Quality of the evidence
The included trials were generally of reasonable methodological quality but, in common with other trials of feeding interventions in infants, it was not possible to mask carers and clinical assessors to the given treatment.
The evidence available from randomised controlled trials suggested that delaying the introduction of progressive enteral feeds beyond four days after birth did not reduce the risk of developing NEC in very preterm or VLBW infants, including growth-restricted infants. Delaying the introduction of progressive enteral feeds resulted in a few days' delay in establishing full enteral feeds but the clinical importance of this effect was unclear. The applicability of these findings to extremely preterm or extremely low birth weight was uncertain. Further randomised controlled trials in this population may be warranted.
The introduction of enteral feeds for very preterm (less than 32 weeks' gestation) or very low birth weight (VLBW; less than 1500 g) infants is often delayed for several days or longer after birth due to concern that early introduction may not be tolerated and may increase the risk of necrotising enterocolitis (NEC). However, delaying enteral feeding could diminish the functional adaptation of the gastrointestinal tract and prolong the need for parenteral nutrition with its attendant infectious and metabolic risks.
To determine the effect of delayed introduction of progressive enteral feeds on the incidence of NEC, mortality and other morbidities in very preterm or VLBW infants.
We searched the Cochrane Central Register of Controlled Trials (CENTRAL, 2014, Issue 8), MEDLINE (1966 to September 2014), EMBASE (1980 to September 2014), CINAHL (1982 to September 2014), conference proceedings and previous reviews.
We included randomised or quasi-randomised controlled trials that assessed the effect of delayed (more than four days after birth) versus earlier introduction of progressive enteral feeds on the incidence of NEC, mortality and other morbidities in very preterm or VLBW infants.

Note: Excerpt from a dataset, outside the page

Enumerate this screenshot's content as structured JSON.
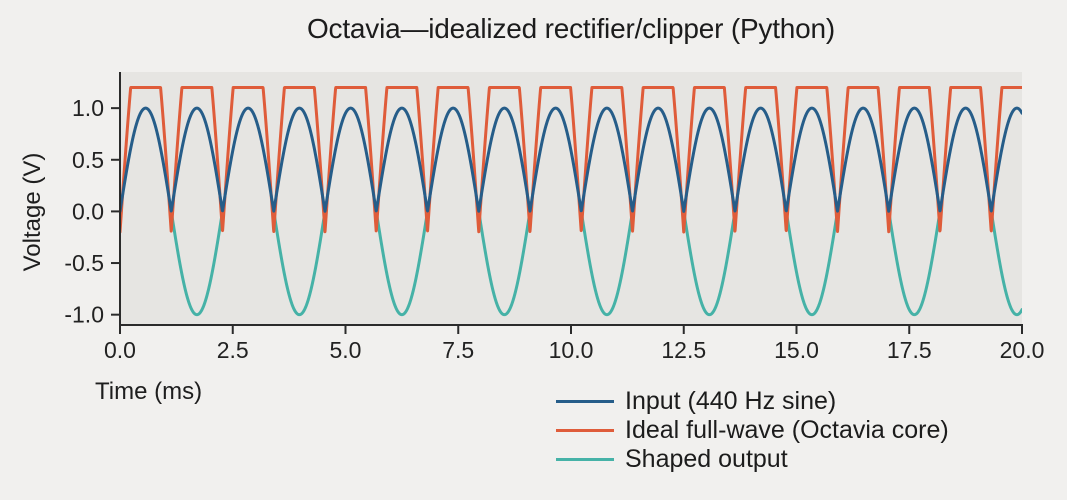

Two review authors independently assessed trial eligibility and risk of bias and undertook data extraction. We analysed the treatment effects in the individual trials and reported the risk ratio (RR) and risk difference for dichotomous data and mean difference for continuous data, with respective 95% confidence intervals (CI). We used a fixed-effect model in meta-analyses and explored the potential causes of heterogeneity in sensitivity analyses.

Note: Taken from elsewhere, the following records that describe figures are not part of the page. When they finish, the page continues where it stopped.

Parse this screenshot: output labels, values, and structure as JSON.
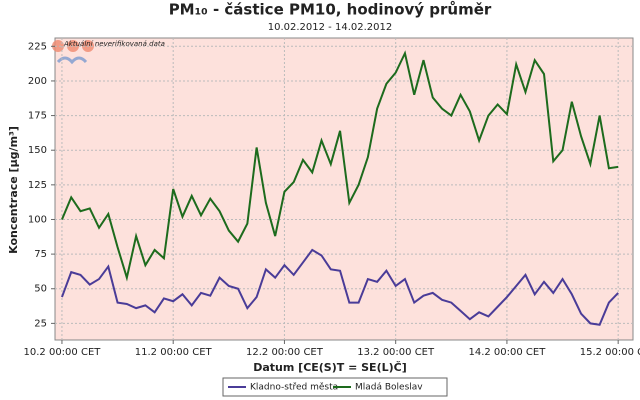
{
  "chart_data": {
    "type": "line",
    "title": "PM₁₀ - částice PM10, hodinový průměr",
    "subtitle": "10.02.2012 - 14.02.2012",
    "annotation": "Aktuální neverifikovaná data",
    "xlabel": "Datum [CE(S)T = SE(L)Č]",
    "ylabel": "Koncentrace [µg/m³]",
    "x": [
      0,
      2,
      4,
      6,
      8,
      10,
      12,
      14,
      16,
      18,
      20,
      22,
      24,
      26,
      28,
      30,
      32,
      34,
      36,
      38,
      40,
      42,
      44,
      46,
      48,
      50,
      52,
      54,
      56,
      58,
      60,
      62,
      64,
      66,
      68,
      70,
      72,
      74,
      76,
      78,
      80,
      82,
      84,
      86,
      88,
      90,
      92,
      94,
      96,
      98,
      100,
      102,
      104,
      106,
      108,
      110,
      112,
      114,
      116,
      118,
      120
    ],
    "series": [
      {
        "name": "Kladno-střed města",
        "color": "#4a3c98",
        "values": [
          44,
          62,
          60,
          53,
          57,
          66,
          40,
          39,
          36,
          38,
          33,
          43,
          41,
          46,
          38,
          47,
          45,
          58,
          52,
          50,
          36,
          44,
          64,
          58,
          67,
          60,
          69,
          78,
          74,
          64,
          63,
          40,
          40,
          57,
          55,
          63,
          52,
          57,
          40,
          45,
          47,
          42,
          40,
          34,
          28,
          33,
          30,
          37,
          44,
          52,
          60,
          46,
          55,
          47,
          57,
          46,
          32,
          25,
          24,
          40,
          47
        ]
      },
      {
        "name": "Mladá Boleslav",
        "color": "#1d6b1d",
        "values": [
          100,
          116,
          106,
          108,
          94,
          104,
          80,
          58,
          88,
          67,
          78,
          72,
          122,
          102,
          117,
          103,
          115,
          106,
          92,
          84,
          97,
          152,
          112,
          88,
          120,
          127,
          143,
          134,
          157,
          140,
          164,
          112,
          125,
          145,
          180,
          198,
          206,
          220,
          190,
          215,
          188,
          180,
          175,
          190,
          178,
          157,
          175,
          183,
          176,
          212,
          192,
          215,
          205,
          142,
          150,
          185,
          160,
          140,
          175,
          137,
          138
        ]
      }
    ],
    "xlim": [
      -1.5,
      123.2
    ],
    "xticks": [
      {
        "value": 0,
        "label": "10.2 00:00 CET"
      },
      {
        "value": 24,
        "label": "11.2 00:00 CET"
      },
      {
        "value": 48,
        "label": "12.2 00:00 CET"
      },
      {
        "value": 72,
        "label": "13.2 00:00 CET"
      },
      {
        "value": 96,
        "label": "14.2 00:00 CET"
      },
      {
        "value": 120,
        "label": "15.2 00:00 CET"
      }
    ],
    "ylim": [
      13,
      231
    ],
    "yticks": [
      25,
      50,
      75,
      100,
      125,
      150,
      175,
      200,
      225
    ],
    "grid": true
  }
}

We identified nine randomised controlled trials in which 1106 infants participated. Few participants were extremely preterm (less 28 weeks' gestation) or extremely low birth weight (less than 1000 g). The trials defined delayed introduction of progressive enteral feeds as later than four to seven days after birth and early introduction as four days or less after birth. Meta-analyses did not detect statistically significant effects on the risk of NEC (typical RR 0.93, 95% CI 0.64 to 1.34; 8 trials; 1092 infants) or all-cause mortality (typical RR 1.18, 95% CI 0.75 to 1.88; 7 trials; 967 infants). Four of the trials restricted participation to growth-restricted infants with Doppler ultrasound evidence of abnormal fetal circulatory distribution or flow. Planned subgroup analyses of these trials found no statistically significant effects on the risk of NEC or all-cause mortality. Infants who had delayed introduction of enteral feeds took longer to establish full enteral feeding (reported median differences two to four days).